The Red Moon was fat and swollen in the sky above him. Though it had (somehow) inserted itself into the same orbit as the old, vanished Moon, it was more than twice Luna’s diameter, as large in area as five old Moons put together — and a lot more than five times as bright, because of its reflective cloud and water.
And this morning, the Red Moon was blue. The hemisphere facing him showed a vast, island-strewn ocean, blue-black and cloud-littered, with the shining white of ice caps at the northern and southern extremes. The Red Moon’s north pole was tilted towards Earth by ten degrees or so, and Malenfant could see a huge high pressure system sitting over the pole, a creamy swirl of cloud. But dark bands streaked around the equator, clouds of soot and smoke.
Malenfant, for all his personal animosity, admitted that the new Moon was hauntingly lovely. It even looked like a world: obviously three-dimensional, with that shading of atmosphere at the sunlit limb, and sun casting a big fat highlight on its wrinkled ocean skin, as if it were some immense bowling ball.
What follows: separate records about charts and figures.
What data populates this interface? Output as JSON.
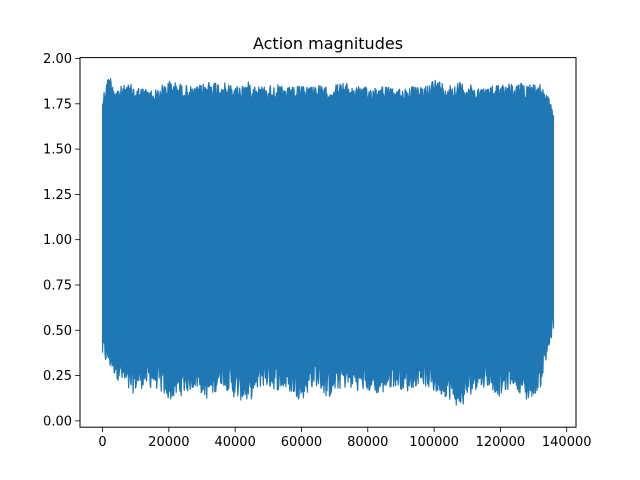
{
  "chart_data": {
    "type": "line",
    "title": "Action magnitudes",
    "xlabel": "",
    "ylabel": "",
    "xlim": [
      -6800,
      142800
    ],
    "ylim": [
      -0.035,
      2.005
    ],
    "x_ticks": [
      0,
      20000,
      40000,
      60000,
      80000,
      100000,
      120000,
      140000
    ],
    "x_tick_labels": [
      "0",
      "20000",
      "40000",
      "60000",
      "80000",
      "100000",
      "120000",
      "140000"
    ],
    "y_ticks": [
      0.0,
      0.25,
      0.5,
      0.75,
      1.0,
      1.25,
      1.5,
      1.75,
      2.0
    ],
    "y_tick_labels": [
      "0.00",
      "0.25",
      "0.50",
      "0.75",
      "1.00",
      "1.25",
      "1.50",
      "1.75",
      "2.00"
    ],
    "grid": false,
    "series": [
      {
        "color": "#1f77b4",
        "x_range": [
          0,
          136000
        ],
        "lower": {
          "x": [
            0,
            4000,
            8000,
            12000,
            16000,
            20000,
            24000,
            28000,
            32000,
            36000,
            40000,
            44000,
            48000,
            52000,
            56000,
            60000,
            64000,
            68000,
            72000,
            76000,
            80000,
            84000,
            88000,
            92000,
            96000,
            100000,
            104000,
            108000,
            112000,
            116000,
            120000,
            124000,
            128000,
            132000,
            136000
          ],
          "y": [
            0.33,
            0.24,
            0.14,
            0.18,
            0.18,
            0.11,
            0.14,
            0.18,
            0.11,
            0.2,
            0.12,
            0.1,
            0.19,
            0.17,
            0.16,
            0.11,
            0.2,
            0.12,
            0.18,
            0.17,
            0.16,
            0.14,
            0.19,
            0.16,
            0.21,
            0.15,
            0.13,
            0.06,
            0.17,
            0.19,
            0.13,
            0.2,
            0.1,
            0.18,
            0.47
          ]
        },
        "upper": {
          "x": [
            0,
            2000,
            4000,
            8000,
            12000,
            16000,
            20000,
            24000,
            28000,
            32000,
            36000,
            40000,
            44000,
            48000,
            52000,
            56000,
            60000,
            64000,
            68000,
            72000,
            76000,
            80000,
            84000,
            88000,
            92000,
            96000,
            100000,
            104000,
            108000,
            112000,
            116000,
            120000,
            124000,
            128000,
            132000,
            136000
          ],
          "y": [
            1.8,
            1.92,
            1.84,
            1.86,
            1.84,
            1.83,
            1.88,
            1.86,
            1.84,
            1.88,
            1.87,
            1.85,
            1.87,
            1.85,
            1.86,
            1.84,
            1.85,
            1.86,
            1.84,
            1.87,
            1.85,
            1.84,
            1.86,
            1.83,
            1.85,
            1.84,
            1.89,
            1.86,
            1.87,
            1.85,
            1.84,
            1.87,
            1.86,
            1.87,
            1.86,
            1.74
          ]
        }
      }
    ]
  }
}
Poor Luna had been so dust-choked that its scattered light had made it look no more spherical than a painted dinner plate.
Malenfant, understandably obsessive, had kept up with the evolving science of the Red Moon.
The new Moon turned on its axis relative to Earth — unlike departed, lamented Luna — with a “day” of about thirty hours, so that Earthbound watchers were treated to views of both sides. The other hemisphere was dominated by the worldlet’s main landmass: a supercontment, some called it, a roughly circular island-continent with a centre red as baked clay, and fringed by grey-green smears that might be forests. The Red Moon was hemispherically asymmetric, then: like Mars and Luna, unlike Earth and Venus.
That great continent was pitted by huge, heavily eroded impact craters: to Malenfant they were an oddly pleasing reminder of true, vanished Luna. And the centre of the supercontinent was marked by a single vast volcano that thrust much of the way out of the atmosphere. Its immense, shallow flanks, as seen in the telescope, were marked at successively higher altitudes by (apparent) rings of vegetation types, what appeared to be glaciers, and then by bare rock, giving it to terrestrial observers something of the look of a shooting target. (And so the commentators had called it Bullseye.)
The Red Moon’s mightiest river rose on the flanks of the Bullseye. Perhaps that great magma upwelling had lifted and broken ancient aquifers. Or perhaps air uplifted by the great mountain was squeezed dry of its water by altitude. Anyhow the river snaked languidly across a thousand miles to the eastern coast, where it cut through a mountain chain there to reach the sea at a broad delta.
There were mountains on both east and west coasts of the supercontment. They were presumably volcanoes. Those on the east coast appeared to be dormant; they were heavily eroded, and they seemed to cast a rain shadow over the desiccated interior of the continent. There was, however, a comparatively lush belt of vegetation between the mountains and the coast. The commentators had called it the Beltway. The greenery pushed its way into the interior of the continent in a narrow strip along the valley of that great river, which was a Nile for this small world.